The comprehensive analysis, written by CATO Institute Visiting Fellow Emma Ashford, offers few kind words for Russia or its leaders, using phrases like ‘Kremlin cronies’, and alluding to Russia’s ‘behavior’, as if the country was a child that needed to be taught a lesson. Nonetheless, as far as Western sanctions against Russia are concerned, Ashford laid down the truth. And the truth stings.
At first glance, the analyst suggested, “considering the dire state of Russia’s economy, [Western] sanctions might appear to be working. The value of the ruble has fallen by 76 percent against the dollar since the restrictions were imposed, and inflation for consumer goods hit 16 percent in 2015. That same year, the International Monetary Fund estimated, Russia’s GDP was to shrink by more than three percent.”
“In fact, however,” she notes, “Western policymakers got lucky: the sanctions coincided with the collapse of global oil prices, worsening, but not causing, Russia’s economic decline. The ruble’s exchange rate has tracked global oil prices more closely than any new sanctions, and many of the actions taken by the Russian government, including the slashing of the state budget, are similar to those it took when oil prices fell during the 2008 financial crisis.”

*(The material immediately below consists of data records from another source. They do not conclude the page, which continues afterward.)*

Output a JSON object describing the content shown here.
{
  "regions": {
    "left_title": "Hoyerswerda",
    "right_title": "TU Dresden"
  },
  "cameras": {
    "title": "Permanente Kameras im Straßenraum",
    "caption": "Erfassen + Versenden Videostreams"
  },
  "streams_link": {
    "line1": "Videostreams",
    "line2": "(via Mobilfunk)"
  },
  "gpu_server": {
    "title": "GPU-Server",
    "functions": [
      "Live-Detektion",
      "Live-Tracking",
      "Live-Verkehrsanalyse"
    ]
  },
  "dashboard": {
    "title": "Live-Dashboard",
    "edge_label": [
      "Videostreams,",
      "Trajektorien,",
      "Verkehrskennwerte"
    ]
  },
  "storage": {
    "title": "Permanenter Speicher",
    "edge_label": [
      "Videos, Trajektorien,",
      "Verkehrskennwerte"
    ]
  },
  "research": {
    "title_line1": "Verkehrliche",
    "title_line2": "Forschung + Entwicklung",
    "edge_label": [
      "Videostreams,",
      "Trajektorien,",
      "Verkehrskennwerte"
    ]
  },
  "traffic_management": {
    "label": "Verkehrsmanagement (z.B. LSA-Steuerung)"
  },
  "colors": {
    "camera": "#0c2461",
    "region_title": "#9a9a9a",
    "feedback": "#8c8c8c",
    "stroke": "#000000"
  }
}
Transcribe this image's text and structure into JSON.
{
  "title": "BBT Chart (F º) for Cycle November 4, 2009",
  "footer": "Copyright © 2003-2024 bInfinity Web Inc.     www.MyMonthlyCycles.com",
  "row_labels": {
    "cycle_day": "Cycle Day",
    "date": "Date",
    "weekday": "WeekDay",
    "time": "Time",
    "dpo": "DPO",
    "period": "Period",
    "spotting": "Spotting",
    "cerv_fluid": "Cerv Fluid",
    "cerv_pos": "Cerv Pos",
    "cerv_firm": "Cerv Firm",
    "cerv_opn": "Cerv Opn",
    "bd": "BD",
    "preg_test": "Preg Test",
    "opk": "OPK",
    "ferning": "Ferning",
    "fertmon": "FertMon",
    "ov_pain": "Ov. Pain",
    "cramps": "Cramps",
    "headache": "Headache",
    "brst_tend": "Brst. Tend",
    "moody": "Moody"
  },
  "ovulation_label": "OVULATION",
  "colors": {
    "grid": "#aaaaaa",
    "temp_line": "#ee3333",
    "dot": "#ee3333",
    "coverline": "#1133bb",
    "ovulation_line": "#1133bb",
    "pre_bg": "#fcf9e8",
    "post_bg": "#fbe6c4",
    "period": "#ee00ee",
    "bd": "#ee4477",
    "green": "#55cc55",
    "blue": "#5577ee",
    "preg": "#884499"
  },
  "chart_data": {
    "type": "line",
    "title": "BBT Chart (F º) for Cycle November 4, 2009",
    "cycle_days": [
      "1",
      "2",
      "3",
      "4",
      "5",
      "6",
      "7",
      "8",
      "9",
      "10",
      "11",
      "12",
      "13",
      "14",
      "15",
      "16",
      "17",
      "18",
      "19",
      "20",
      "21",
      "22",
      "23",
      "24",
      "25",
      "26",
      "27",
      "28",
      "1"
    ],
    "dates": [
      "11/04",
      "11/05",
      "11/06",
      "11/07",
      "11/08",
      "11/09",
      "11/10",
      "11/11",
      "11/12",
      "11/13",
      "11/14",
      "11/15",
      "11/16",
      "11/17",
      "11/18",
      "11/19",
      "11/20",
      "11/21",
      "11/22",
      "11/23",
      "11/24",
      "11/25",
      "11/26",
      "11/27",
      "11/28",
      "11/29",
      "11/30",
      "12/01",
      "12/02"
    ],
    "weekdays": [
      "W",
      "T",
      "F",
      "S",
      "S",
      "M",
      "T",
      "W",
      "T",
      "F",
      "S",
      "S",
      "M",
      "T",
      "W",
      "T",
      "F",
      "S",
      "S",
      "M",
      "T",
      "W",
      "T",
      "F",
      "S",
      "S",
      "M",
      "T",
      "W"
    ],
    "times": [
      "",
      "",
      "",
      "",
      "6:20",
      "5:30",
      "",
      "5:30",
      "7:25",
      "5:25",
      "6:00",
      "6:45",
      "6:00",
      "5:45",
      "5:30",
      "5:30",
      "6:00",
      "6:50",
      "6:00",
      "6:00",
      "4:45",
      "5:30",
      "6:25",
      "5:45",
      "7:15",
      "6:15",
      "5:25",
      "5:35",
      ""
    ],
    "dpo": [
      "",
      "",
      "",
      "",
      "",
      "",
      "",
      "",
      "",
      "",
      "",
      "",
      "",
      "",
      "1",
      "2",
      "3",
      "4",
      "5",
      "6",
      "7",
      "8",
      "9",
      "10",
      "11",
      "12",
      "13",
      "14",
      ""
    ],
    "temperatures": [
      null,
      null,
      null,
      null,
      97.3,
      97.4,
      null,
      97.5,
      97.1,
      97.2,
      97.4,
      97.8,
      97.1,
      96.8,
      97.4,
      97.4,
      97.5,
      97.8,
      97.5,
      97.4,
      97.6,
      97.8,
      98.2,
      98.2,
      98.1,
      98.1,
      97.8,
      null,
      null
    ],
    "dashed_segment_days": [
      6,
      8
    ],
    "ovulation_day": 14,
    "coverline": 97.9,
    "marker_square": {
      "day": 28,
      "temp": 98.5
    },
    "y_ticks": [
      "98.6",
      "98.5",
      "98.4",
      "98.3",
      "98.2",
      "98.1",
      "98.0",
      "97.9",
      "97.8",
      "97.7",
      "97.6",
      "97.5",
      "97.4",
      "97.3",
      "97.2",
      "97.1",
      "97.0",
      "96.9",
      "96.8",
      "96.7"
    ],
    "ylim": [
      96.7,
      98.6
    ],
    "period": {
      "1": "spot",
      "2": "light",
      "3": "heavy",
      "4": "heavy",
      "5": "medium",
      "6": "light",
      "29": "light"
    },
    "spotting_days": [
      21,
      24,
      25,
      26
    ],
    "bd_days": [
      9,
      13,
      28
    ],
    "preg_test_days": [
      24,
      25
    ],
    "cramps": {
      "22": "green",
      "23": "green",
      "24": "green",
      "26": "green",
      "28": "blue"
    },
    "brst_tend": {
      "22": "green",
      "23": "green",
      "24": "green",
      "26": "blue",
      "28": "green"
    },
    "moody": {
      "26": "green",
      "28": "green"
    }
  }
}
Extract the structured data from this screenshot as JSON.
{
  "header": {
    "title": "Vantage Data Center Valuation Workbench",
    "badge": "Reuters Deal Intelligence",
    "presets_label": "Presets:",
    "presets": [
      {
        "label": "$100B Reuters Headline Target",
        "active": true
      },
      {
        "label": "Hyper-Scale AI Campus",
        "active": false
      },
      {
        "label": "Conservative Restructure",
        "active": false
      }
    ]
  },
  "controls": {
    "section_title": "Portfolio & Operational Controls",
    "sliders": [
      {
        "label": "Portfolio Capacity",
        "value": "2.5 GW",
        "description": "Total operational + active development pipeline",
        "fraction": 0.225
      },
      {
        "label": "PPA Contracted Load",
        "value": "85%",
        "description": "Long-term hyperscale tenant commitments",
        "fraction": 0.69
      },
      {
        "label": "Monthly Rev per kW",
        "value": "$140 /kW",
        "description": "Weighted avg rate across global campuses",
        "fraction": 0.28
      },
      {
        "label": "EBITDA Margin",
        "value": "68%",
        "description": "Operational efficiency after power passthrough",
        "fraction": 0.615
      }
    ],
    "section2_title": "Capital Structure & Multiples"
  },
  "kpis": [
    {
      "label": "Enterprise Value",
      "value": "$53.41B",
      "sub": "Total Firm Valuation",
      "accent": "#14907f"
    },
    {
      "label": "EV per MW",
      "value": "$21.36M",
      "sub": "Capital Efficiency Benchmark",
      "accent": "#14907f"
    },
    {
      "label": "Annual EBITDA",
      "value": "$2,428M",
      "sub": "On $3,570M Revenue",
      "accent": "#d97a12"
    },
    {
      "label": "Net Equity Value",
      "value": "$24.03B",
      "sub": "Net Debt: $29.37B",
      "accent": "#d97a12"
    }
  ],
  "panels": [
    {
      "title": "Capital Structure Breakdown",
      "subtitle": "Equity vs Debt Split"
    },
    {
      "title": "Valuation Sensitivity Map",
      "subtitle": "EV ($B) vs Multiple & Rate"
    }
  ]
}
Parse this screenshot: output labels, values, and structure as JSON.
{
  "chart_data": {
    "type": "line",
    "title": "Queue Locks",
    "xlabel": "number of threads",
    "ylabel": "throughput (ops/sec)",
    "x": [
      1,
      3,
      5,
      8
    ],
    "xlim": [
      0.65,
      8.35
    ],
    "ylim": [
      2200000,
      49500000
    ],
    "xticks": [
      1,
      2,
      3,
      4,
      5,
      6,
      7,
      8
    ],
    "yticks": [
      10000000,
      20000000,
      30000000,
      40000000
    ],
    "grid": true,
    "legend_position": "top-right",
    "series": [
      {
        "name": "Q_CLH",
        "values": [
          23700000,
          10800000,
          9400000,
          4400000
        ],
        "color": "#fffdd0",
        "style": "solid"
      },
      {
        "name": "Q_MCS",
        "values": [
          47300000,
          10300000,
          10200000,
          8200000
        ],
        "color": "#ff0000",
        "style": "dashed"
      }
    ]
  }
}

“The sanctions have inhibited access to Western financing, forcing Russian banks to turn to the government for help. This has run down the Kremlin’s foreign reserves and led the government to engage in various unorthodox financial maneuvers, such as allowing the state-owned oil company Rosneft to recapitalize itself from state coffers. Yet the Russian government has been able to weather the crisis by providing emergency capital to wobbling banks, allowing the ruble to float freely, and making targeted cuts to the state budget while providing financial stimulus through increased spending on pensions.”Therefore, Ashford points out, “even with continued low oil prices, the [IMF] expects that growth will return to the Russian economy in 2016, albeit at a sluggish 1.5 percent.”